The annual ACC Football Kickoff began Sunday at Reynolds Plantation in Greensboro, Ga., and attending media voters are expected to have voted Clemson as the favorite -- by a wide margin -- to win the conference championship when results are released today.
While as many as three of the team's skill position stars could garner player of the year votes, the Tigers' defense could land just one defensive player (Hamlin) on the All-ACC defense Wednesday despite owning a comparable resume to their counterparts.
Clemson returns seven starters from a unit ranked ninth in yardage allowed, 10th in scoring and never permitted an opposing ACC offense to score more than two touchdowns in a contest.
"When you think about it, all you read about are the guys on offense," quarterback Cullen Harper said. "I really feel like our secondary is going to be the best one I face all season. And we're going to be good up front. Those guys can make plays."

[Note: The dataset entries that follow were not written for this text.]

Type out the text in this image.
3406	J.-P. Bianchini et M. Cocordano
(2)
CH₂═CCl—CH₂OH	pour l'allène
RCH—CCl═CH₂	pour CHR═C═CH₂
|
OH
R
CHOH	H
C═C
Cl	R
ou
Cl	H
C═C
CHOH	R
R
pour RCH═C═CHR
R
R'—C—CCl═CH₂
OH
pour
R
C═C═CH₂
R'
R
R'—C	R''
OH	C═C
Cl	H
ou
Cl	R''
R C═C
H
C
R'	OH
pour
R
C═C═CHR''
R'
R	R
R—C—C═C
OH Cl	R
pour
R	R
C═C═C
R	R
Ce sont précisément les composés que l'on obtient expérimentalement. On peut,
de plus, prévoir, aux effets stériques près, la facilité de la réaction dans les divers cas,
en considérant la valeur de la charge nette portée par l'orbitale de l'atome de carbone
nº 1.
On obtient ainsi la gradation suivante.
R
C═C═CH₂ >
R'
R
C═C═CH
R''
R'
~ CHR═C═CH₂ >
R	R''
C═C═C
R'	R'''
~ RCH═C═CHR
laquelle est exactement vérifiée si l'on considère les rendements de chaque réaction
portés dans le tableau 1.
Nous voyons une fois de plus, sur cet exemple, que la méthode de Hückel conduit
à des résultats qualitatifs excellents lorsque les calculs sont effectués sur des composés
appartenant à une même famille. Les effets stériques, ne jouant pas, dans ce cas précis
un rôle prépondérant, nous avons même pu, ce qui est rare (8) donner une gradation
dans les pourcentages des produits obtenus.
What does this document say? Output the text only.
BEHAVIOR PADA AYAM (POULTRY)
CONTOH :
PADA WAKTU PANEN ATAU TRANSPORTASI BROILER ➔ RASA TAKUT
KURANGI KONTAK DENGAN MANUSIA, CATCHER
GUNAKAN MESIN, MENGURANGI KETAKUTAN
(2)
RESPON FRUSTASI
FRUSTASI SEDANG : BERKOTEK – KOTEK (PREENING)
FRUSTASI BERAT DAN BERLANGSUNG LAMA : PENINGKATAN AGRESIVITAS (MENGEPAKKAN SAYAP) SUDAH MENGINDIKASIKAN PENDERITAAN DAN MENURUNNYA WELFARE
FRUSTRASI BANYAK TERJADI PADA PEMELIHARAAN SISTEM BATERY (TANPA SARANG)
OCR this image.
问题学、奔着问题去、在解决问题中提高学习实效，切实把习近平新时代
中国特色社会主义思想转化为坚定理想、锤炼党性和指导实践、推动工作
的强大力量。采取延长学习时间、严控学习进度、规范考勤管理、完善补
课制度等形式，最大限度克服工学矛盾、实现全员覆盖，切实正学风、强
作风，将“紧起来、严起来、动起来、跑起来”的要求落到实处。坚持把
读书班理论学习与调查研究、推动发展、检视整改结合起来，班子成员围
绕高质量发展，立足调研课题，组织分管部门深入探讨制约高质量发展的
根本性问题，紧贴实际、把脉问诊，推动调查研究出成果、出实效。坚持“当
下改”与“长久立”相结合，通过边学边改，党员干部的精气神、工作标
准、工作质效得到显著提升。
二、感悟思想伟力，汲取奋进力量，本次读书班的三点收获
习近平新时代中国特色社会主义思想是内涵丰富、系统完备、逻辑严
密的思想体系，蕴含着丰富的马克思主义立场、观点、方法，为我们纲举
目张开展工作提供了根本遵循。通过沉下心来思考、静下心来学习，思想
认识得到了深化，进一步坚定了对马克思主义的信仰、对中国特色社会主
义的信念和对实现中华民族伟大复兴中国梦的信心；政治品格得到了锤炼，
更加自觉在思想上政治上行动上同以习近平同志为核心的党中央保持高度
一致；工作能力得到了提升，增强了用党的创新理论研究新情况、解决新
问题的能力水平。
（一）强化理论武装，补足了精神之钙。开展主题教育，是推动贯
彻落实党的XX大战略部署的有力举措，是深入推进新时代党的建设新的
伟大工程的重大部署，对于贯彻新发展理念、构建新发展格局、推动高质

Florida State quarterback Drew Weatherford, Virginia Tech quarterback Sean Glennon and Georgia Tech offensive tackle Andrew Gardner each said the Tigers were at least in a tie for the title of toughest defense in the league.
"(Virginia Tech) has just been playing strong defense for more years than Clemson has, so they have the reputation," Gardner said.

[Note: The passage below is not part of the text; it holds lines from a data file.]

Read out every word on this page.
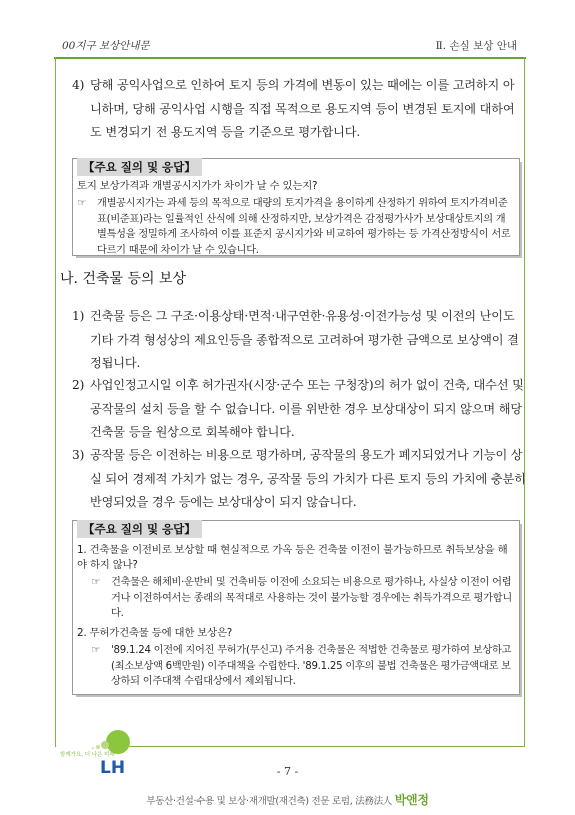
00지구 보상안내문	Ⅱ. 손실 보상 안내
4) 당해 공익사업으로 인하여 토지 등의 가격에 변동이 있는 때에는 이를 고려하지 아니하며, 당해 공익사업 시행을 직접 목적으로 용도지역 등이 변경된 토지에 대하여도 변경되기 전 용도지역 등을 기준으로 평가합니다.
【주요 질의 및 응답】
토지 보상가격과 개별공시지가가 차이가 날 수 있는지?
☞ 개별공시지가는 과세 등의 목적으로 대량의 토지가격을 용이하게 산정하기 위하여 토지가격비준표(비준표)라는 일률적인 산식에 의해 산정하지만, 보상가격은 감정평가사가 보상대상토지의 개별특성을 정밀하게 조사하여 이를 표준지 공시지가와 비교하여 평가하는 등 가격산정방식이 서로 다르기 때문에 차이가 날 수 있습니다.
나. 건축물 등의 보상
1) 건축물 등은 그 구조·이용상태·면적·내구연한·유용성·이전가능성 및 이전의 난이도 기타 가격 형성상의 제요인등을 종합적으로 고려하여 평가한 금액으로 보상액이 결정됩니다.
2) 사업인정고시일 이후 허가권자(시장·군수 또는 구청장)의 허가 없이 건축, 대수선 및 공작물의 설치 등을 할 수 없습니다. 이를 위반한 경우 보상대상이 되지 않으며 해당 건축물 등을 원상으로 회복해야 합니다.
3) 공작물 등은 이전하는 비용으로 평가하며, 공작물의 용도가 폐지되었거나 기능이 상실 되어 경제적 가치가 없는 경우, 공작물 등의 가치가 다른 토지 등의 가치에 충분히 반영되었을 경우 등에는 보상대상이 되지 않습니다.
【주요 질의 및 응답】
1. 건축물을 이전비로 보상할 때 현실적으로 가옥 등은 건축물 이전이 불가능하므로 취득보상을 해야 하지 않나?
☞ 건축물은 해체비·운반비 및 건축비등 이전에 소요되는 비용으로 평가하나, 사실상 이전이 어렵거나 이전하여서는 종래의 목적대로 사용하는 것이 불가능할 경우에는 취득가격으로 평가합니다.
2. 무허가건축물 등에 대한 보상은?
☞ '89.1.24 이전에 지어진 무허가(무신고) 주거용 건축물은 적법한 건축물로 평가하여 보상하고(최소보상액 6백만원) 이주대책을 수립한다. '89.1.25 이후의 불법 건축물은 평가금액대로 보상하되 이주대책 수립대상에서 제외됩니다.
함께가요, 더 나은 미래
LH	- 7 -
부동산·건설·수용 및 보상·재개발(재건축) 전문 로펌, 法務法人 박앤정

Which should merely give the Tigers additional motivation, Hamlin said.
In addition to Hamlin, senior defensive tackle Dorell Scott, junior end Ricky Sapp and senior safety Chris Clemons are all on the radar as an early-round pick in next year's NFL Draft.
Yet Hamlin believes Clemson's defense lacks name recognition for several reasons.
The unit did not generate many turnovers or any scores last year, therefore minimizing their chances of appearing on television highlights. Furthermore, coordinator Vic Koenning gets results without using a sexy style such as heavy blitzing or man-to-man pass defense.
Hamlin said he thinks those trends could change this season because of Clemson's wealth of defensive experience.
Koenning incorporated more man coverages in the spring, and all of the reserve safeties are being cross-trained at strongside linebacker this summer - both signs, Hamlin said, that the Tigers could feature a more aggressive approach.
"I know a lot of people overlook us," Hamlin said. "But I like being the underdog."
If being the defense for the ACC favorites can qualify as an underdog role.
"A lot of people feel like we're going to do like last year, make a run and then slip up," Hamlin said. "This year doesn't feel the same. We have too many weapons."